Opinión

DF, qué bonita vecindad

Agradezco a Gil Gamés (no, por supuesto) el haber despertado en mi memoria tan lamentable recuerdo como es la canción del Chavo del Ocho que Gil citaba ayer en su columna. “Qué bonita vecindad…”, etcétera. Pero, sin proponérselo Gil, ¿o fue Gamés?, el pegajoso estribillo me pareció insuperable como postal para describir al gobierno del Distrito Federal de Miguel Ángel Mancera.

En esta bonita vecindad (igual de bonita que las acartonadas escenografías de Chespirito), pasan cosas que serían propias de obra chunga si no constituyeran una precisa radiografía de las fallas de nuestro sistema de justicia y derechos. Va una enumeración, obvia de tanto repetirse en la realidad pero creo que necesaria e ilustrativa:
Primer acto (que se escenifica demasiadas veces): miles marchan, hasta la madre por la atrocidad ocurrida en Iguala pero en paz y en orden. El GDF permite desmanes de unos cuantos, que ora intentan quemar la puerta Mariana, que ora agreden a policías y Estado Mayor, que ora destrozan tiendas y bancos. Frustración de los pacíficos que marcharon, impotencia de todos por la permisividad y falta de protocolos policiales.

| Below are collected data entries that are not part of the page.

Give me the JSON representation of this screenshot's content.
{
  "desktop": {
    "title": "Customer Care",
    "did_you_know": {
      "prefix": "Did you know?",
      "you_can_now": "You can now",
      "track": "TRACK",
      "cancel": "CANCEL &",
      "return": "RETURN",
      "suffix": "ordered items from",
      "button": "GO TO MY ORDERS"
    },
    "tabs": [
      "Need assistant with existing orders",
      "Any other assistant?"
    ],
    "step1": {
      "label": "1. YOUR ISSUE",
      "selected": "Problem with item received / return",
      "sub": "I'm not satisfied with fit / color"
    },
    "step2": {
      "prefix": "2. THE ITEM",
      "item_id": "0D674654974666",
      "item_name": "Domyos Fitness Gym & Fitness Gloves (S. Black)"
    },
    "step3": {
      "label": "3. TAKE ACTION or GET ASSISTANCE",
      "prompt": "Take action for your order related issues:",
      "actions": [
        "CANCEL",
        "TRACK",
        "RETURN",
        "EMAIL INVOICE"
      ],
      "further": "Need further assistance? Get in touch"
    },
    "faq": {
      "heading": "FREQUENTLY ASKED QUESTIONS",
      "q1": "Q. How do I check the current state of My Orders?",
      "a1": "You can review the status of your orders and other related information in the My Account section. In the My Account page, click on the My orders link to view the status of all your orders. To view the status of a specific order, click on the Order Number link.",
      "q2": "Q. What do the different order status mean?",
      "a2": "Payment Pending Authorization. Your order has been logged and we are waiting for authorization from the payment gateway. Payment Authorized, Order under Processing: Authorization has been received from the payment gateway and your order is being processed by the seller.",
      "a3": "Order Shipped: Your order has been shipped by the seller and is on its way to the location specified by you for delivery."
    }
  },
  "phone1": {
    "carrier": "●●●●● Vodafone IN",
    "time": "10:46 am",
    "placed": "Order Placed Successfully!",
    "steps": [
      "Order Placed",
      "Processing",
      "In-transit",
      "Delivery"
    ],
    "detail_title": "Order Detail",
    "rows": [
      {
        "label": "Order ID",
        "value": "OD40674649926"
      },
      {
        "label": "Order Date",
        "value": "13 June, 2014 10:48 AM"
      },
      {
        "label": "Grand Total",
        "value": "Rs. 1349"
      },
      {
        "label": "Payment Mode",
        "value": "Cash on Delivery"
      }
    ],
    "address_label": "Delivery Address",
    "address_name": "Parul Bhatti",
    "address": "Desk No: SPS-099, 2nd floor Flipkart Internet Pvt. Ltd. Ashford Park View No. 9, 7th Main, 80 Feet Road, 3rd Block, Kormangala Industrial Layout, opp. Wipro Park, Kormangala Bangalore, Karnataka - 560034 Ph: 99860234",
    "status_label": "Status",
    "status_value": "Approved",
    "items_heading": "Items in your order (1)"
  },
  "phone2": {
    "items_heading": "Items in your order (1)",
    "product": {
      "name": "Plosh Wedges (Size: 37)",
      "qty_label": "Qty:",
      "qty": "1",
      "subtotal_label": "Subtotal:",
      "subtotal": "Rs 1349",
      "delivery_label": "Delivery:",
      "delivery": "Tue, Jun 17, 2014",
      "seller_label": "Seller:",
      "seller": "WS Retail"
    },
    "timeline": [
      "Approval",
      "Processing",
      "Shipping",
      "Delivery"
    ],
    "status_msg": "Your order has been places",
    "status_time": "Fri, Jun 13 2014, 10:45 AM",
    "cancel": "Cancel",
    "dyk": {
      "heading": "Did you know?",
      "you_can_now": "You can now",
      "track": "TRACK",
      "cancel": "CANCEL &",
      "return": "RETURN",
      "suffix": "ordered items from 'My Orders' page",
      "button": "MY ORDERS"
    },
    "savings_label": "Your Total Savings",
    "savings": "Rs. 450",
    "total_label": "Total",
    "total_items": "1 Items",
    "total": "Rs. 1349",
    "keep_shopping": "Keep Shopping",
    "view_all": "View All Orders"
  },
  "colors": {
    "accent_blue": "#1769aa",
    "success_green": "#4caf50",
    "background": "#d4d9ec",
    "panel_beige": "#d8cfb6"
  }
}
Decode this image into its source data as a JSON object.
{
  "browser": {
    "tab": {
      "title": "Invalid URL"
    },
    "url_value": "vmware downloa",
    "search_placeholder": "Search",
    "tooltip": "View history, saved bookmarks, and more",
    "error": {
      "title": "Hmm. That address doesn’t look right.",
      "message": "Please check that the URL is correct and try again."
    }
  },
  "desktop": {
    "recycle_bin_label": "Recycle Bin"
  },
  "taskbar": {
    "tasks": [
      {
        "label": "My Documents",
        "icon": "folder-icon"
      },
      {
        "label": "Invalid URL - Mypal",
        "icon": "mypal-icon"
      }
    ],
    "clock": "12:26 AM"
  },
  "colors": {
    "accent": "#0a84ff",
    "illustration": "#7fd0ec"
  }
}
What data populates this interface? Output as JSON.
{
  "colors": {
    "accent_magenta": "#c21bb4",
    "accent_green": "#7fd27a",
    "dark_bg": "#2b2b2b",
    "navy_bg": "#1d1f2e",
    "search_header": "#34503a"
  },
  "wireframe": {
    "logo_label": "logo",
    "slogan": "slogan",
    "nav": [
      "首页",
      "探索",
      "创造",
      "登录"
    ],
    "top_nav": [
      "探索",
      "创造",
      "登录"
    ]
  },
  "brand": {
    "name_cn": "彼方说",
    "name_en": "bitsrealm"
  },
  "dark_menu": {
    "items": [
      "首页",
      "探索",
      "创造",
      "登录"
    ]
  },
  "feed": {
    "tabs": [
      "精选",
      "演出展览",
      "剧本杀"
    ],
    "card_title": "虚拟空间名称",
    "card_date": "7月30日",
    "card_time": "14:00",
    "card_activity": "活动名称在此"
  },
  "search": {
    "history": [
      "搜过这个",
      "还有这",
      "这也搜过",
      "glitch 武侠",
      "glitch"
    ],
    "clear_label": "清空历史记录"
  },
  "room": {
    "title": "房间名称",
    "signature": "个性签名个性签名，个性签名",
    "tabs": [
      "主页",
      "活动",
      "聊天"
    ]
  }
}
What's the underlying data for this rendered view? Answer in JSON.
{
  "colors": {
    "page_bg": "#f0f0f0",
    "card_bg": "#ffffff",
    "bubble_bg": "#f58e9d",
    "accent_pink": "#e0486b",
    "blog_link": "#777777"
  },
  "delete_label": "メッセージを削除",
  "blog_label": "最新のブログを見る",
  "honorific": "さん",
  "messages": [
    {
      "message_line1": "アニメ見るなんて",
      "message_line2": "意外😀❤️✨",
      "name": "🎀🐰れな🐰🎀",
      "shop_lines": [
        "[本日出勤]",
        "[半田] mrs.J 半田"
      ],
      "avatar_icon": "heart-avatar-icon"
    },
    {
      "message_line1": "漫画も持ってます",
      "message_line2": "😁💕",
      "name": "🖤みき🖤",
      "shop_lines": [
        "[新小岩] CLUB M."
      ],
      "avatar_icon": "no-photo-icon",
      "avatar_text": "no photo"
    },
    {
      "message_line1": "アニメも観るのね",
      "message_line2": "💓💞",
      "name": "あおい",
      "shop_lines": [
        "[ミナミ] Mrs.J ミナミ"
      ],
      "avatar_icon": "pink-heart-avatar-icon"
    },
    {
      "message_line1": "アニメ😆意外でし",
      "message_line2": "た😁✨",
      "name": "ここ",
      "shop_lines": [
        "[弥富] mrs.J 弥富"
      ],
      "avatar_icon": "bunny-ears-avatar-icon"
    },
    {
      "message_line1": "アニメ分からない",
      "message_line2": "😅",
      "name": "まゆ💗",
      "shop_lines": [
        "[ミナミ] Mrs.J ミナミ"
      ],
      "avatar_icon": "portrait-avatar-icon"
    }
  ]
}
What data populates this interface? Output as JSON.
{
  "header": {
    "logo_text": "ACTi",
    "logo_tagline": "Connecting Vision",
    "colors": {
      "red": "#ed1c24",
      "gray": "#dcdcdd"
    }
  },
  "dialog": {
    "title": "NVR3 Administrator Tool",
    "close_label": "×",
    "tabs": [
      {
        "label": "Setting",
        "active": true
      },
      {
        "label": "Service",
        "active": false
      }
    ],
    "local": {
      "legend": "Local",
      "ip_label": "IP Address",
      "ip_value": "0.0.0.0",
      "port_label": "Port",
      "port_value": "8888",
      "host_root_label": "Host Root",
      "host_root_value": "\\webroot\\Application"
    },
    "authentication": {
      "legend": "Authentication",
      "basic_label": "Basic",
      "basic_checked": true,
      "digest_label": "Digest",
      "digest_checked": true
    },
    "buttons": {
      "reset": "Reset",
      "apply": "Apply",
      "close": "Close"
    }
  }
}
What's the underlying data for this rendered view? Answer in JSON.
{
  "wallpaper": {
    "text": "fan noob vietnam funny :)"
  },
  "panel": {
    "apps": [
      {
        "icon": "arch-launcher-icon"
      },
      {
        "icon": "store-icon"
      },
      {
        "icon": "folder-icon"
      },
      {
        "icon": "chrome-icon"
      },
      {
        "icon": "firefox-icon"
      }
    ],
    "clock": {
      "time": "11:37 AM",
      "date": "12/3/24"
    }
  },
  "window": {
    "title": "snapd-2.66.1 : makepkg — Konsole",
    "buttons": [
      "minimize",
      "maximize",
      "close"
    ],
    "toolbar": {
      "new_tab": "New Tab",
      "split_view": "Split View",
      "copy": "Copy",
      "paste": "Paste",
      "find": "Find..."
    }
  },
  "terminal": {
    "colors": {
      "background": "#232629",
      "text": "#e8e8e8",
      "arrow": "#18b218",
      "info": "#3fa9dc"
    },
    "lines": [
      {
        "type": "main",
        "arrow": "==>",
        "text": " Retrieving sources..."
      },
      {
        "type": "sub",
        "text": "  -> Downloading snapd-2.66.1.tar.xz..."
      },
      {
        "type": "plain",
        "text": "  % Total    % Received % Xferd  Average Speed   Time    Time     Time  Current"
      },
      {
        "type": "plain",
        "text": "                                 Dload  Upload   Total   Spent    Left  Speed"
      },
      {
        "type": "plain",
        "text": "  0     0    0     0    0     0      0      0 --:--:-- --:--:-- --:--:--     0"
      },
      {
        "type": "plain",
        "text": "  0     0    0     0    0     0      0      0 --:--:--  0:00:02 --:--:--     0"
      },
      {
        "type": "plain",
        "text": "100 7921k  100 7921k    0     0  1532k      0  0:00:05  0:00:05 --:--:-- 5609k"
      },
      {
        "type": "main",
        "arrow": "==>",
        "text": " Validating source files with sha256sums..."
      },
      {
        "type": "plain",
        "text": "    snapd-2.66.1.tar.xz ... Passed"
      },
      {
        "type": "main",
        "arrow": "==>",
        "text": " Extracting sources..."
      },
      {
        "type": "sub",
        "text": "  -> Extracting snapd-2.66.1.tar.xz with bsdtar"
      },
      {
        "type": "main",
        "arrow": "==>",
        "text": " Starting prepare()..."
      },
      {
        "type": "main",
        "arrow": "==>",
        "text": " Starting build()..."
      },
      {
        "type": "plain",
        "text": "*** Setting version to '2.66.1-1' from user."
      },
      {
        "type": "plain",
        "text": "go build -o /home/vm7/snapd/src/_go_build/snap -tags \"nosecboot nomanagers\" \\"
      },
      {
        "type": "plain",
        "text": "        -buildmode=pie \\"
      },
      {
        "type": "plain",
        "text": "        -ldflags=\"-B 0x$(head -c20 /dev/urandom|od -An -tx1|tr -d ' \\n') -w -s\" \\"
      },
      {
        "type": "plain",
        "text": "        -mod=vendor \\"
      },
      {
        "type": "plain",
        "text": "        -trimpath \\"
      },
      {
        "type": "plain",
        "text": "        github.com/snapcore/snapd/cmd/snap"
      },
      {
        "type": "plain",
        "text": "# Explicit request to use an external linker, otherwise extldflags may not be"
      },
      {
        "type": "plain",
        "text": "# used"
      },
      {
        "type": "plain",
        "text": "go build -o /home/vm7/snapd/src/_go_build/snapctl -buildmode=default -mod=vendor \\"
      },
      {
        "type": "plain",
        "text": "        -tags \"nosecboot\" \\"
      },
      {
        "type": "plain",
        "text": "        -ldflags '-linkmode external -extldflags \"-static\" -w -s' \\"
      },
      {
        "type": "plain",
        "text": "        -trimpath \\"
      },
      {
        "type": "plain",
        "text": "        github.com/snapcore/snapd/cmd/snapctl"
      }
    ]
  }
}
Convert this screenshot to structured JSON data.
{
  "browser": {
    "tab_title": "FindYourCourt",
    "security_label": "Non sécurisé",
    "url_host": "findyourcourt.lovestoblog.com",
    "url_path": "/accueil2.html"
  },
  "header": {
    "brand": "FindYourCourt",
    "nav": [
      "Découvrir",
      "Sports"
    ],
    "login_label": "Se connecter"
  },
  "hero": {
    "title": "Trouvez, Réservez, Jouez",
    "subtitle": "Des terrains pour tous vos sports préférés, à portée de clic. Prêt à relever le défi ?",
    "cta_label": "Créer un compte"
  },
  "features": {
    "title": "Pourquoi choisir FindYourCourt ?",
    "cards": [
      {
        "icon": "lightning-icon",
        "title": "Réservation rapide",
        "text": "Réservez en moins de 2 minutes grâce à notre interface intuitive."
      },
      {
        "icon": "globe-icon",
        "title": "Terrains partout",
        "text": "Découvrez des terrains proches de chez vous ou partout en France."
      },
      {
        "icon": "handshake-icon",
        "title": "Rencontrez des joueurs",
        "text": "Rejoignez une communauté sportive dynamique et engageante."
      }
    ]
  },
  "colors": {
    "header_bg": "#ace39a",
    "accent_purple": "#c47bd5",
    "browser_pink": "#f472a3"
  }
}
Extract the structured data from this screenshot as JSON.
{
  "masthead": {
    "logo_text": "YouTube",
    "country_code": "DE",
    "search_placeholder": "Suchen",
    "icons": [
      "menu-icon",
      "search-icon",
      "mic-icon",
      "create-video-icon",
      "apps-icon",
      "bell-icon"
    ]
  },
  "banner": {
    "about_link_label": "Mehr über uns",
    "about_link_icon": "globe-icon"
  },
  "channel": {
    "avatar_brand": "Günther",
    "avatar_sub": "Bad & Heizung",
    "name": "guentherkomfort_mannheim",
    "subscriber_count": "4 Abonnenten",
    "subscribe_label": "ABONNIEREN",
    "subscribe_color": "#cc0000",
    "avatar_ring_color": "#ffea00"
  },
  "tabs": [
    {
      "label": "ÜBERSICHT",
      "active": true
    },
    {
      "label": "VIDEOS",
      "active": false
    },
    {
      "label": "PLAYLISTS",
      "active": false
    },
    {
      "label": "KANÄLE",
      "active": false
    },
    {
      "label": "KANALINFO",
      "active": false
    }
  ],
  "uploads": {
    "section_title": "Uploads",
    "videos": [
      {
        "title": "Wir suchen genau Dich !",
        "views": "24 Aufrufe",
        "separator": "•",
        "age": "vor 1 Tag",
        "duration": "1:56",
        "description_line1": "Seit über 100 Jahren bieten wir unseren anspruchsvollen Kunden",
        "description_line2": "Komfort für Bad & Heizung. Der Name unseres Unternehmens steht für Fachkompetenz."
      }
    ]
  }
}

Segundo acto (que se escenifica demasiadas veces): al final de los desmanes, las policías salen a buscar no quién la hizo sino quién la pague. Golpean, insultan, agreden y detienen sin ton ni son.

Tercer acto: el jefe de la policía capitalina felicita a sus prepotentes muchachos –“le guste a quien le guste”, declaró el doctor Jesús Rodríguez Almeida– que la emprendieron en contra de familias, mujeres, personas de la tercera edad y otros ciudadanos cuya responsabilidad en hechos violentos, en demasiados casos, no fue por supuesto demostrada de ninguna manera.

Cuarto acto: sorpresivamente –oh sí, en esta bonita vecindad hay giros inesperados– a una de las personas a las que “le gusta” el desempeño de los policías es a… la ombudsman capitalina. Perla (qué afortunado nombre para la ocasión) Gómez dijo sobre la marcha del 20 de noviembre que la actuación de los azules capitalinos “ha ido mejorando” (Reforma, 22/11/14). Ya luego –y al tiempo de que los detenidos ese mismo día, los famosos Once del #20Nov, eran enviados a penales de alta seguridad acusados de homicidio– doña Perla reculó, corrigió, e incluso quiso regañar a Rodríguez Almeida por su bravata. Así son las óperas bufas. Lo que no ha de haber estado tan chistoso ha de haber sido la regañiza de Héctor Serrano, secretario de Gobierno, a la titular de la CDHDF, pero en privado, como cuando Don Ramón la emprendía con La Chilindrina.

Y ya no los aburro, quinto y último acto: ante los reclamos y denuncias de diferentes colectivos y ciudadanos (en las redes sociales y en muy pocos medios), la autoridad asegura que los que tiene tras las rejas sí son malos de malolandia, dignos de Siberia o de los sótanos de la Procu capitalina que va que vuela para parecerse a la de la señora Adato (los que entonces veían a Chespirito también leían sobre los muertos del 85 hallados en la Procu). Señora Adato que, por cierto, hace dos semanas fue homenajeada por la Secretaría de Gobernación, pero quién no recuerda que en la bonita vecindad ocurría que personajes que parecían olvidados de repente entraban en escena.

Total. Que en la bonita vecindad del Distrito Federal tenemos a policías que no pueden detener ni contener a violentos mientras hacen destrozos, a inocentes detenidos o golpeados por la policía, a un confeso de actos violentos como es Sandino (qué pena llevar tan mal ese nombre) Bucio en libertad, a policías federales que detienen a Sandino (qué pena…) con gorilescas formas que hubieran enorgullecido a Pinochet, a los perredistas mudos ante los atropellos de unos (los violentos) y de otros (los policías), a un Héctor Serrano que como dice una cosa dice la otra, a un jefe de Gobierno disminuido, disminuido, disminuido (¿tomó Chiquitolina?), y a una ciudadanía que preferiría cantar con Chava Flores sobre el jolgorio que es la capital, pero que por hoy se tiene que conformar con un churrazo lleno de sketchs propios de la lamentable bonita vecindad.

¡Uy!, ¿a dónde habrá quedado la capital que se creía de primer mundo?